To develop actional recommendations, evidence, and pilot programs, last June, Paris Mayor, Anne Hidalgo; Rio de Janeiro Mayor, Eduardo Paes; and Sustainable Development Solutions (SDSN) Founder, Jeffrey Sachs, launched the SDSN Global Commission for Urban SDG Finance. Supported by its secretariat, the University of Pennsylvania Institute for Urban Research, the commission’s 50+ members and observers have created six task forces, three focusing on sources of finance (multilateral development bank [MDB] reform, enhanced or new institutions, and private sector activation) assisted by three cross-cutting task forces (geography and context, balance of mitigation and adaptation, and advocacy), the commission and the task forces have been meeting regularly to discuss ideas on how greater access for subnational governments to climate change finance.

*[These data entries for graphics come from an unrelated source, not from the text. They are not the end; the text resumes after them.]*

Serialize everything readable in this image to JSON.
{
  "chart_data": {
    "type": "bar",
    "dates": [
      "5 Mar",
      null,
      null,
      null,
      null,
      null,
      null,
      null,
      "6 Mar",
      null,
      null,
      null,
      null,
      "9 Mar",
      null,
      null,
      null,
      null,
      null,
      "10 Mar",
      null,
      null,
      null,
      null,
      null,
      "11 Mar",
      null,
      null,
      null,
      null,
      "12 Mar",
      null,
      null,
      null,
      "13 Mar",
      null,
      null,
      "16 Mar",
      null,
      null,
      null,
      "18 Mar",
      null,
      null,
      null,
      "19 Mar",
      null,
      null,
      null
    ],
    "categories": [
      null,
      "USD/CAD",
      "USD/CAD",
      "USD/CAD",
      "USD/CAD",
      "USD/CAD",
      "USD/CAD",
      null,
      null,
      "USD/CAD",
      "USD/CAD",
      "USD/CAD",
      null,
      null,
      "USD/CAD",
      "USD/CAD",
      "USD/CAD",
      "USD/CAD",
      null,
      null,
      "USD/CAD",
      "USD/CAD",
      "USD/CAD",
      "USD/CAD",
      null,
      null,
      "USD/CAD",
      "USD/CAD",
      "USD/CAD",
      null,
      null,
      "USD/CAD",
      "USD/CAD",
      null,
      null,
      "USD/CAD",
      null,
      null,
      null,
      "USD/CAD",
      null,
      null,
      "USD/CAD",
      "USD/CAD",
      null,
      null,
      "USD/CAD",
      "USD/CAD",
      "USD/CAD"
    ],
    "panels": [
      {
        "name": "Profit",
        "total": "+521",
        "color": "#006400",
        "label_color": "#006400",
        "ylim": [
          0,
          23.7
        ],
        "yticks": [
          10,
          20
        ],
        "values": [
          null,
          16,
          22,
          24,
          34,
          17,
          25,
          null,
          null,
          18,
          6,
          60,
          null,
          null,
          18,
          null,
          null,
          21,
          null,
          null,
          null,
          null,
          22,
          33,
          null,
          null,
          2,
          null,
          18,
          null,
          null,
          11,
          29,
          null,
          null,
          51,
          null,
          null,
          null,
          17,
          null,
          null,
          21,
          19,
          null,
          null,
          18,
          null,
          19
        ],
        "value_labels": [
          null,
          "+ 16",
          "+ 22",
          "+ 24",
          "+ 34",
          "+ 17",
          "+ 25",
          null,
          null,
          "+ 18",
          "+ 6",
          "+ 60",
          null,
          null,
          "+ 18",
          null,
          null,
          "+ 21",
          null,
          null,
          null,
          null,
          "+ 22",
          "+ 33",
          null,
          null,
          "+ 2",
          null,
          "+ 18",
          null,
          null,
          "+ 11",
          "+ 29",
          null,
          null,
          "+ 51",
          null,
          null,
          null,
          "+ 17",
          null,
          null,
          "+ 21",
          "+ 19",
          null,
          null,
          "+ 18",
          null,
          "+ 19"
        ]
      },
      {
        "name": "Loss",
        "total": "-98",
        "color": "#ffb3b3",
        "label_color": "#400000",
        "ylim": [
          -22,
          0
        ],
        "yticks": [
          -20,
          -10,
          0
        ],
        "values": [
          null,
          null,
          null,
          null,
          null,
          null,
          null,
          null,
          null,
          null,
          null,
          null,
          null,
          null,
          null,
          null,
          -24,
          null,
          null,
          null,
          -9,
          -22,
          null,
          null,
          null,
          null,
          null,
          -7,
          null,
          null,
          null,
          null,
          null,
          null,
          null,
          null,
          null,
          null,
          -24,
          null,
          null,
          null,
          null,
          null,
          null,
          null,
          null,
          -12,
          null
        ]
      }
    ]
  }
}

Preliminary results reveal that the commission is exploring

  1. Reforming the global financial architecture to increase funding to cities through such risk reducing mechanisms as guarantees, blended finance including concessional loans, lending in local currencies, and temporary relief from loan payments in the face of disaster.
  2. Creating enhanced or new funds offering direct loans to cities through such vehicles as special purpose vehicles, public private partnerships, city-owned public utilities.
  3. Increased use of the Green Climate Fund (GCF) to achieve the first two items.
  4. Considering ways to remove fossil fuel performing and or otherwise private sector financeable loans from MDB’s and others’ balance sheets to free-up climate change facing financing without jeopardizing their respective credit ratings.
  5. Increasing cities’ share of the private sector’s $133 trillion bond markets through the purchase of green, social, and sustainability bonds by philanthropies, pension funds, insurance companies or special coalitions that focus on bringing in the private sector to repo markets of sovereign wealth funds and other devices.
  6. Developing city platforms similar to existing country platforms that consolidate needed projects for financing by a spectrum of public and private grants and loans or for aggregation among various cities to craft financeable projects at scale.
  7. Reorienting existing diagnostic tools to recognize and accommodate different multilevel governance systems and capacities on which to base funding and financing programs.
  8. Building on the wealth of knowledge among MDBs, city networks, and other expert groups to provide technical assistance to increase subnational creditworthiness and capacity to develop, execute, and manage critical climate change investments.

As the commission solidifies their recommendations, members will be discussing them at various convenings, including COP28, G-20, World Urban Forum and others. They will be seeking feedback to refine them, supporting research and pilot studies to advance them and developing advocacy strategies to promote them.

Learn more about the Commission’s work at www.urbansdgfinance.org.


[1] The stocktake compiles the collective results of nations’ pledges through their nationally determined contributions (NDC) to assist in keeping temperature rises to 1.5 to 2 ° centigrade by 2050.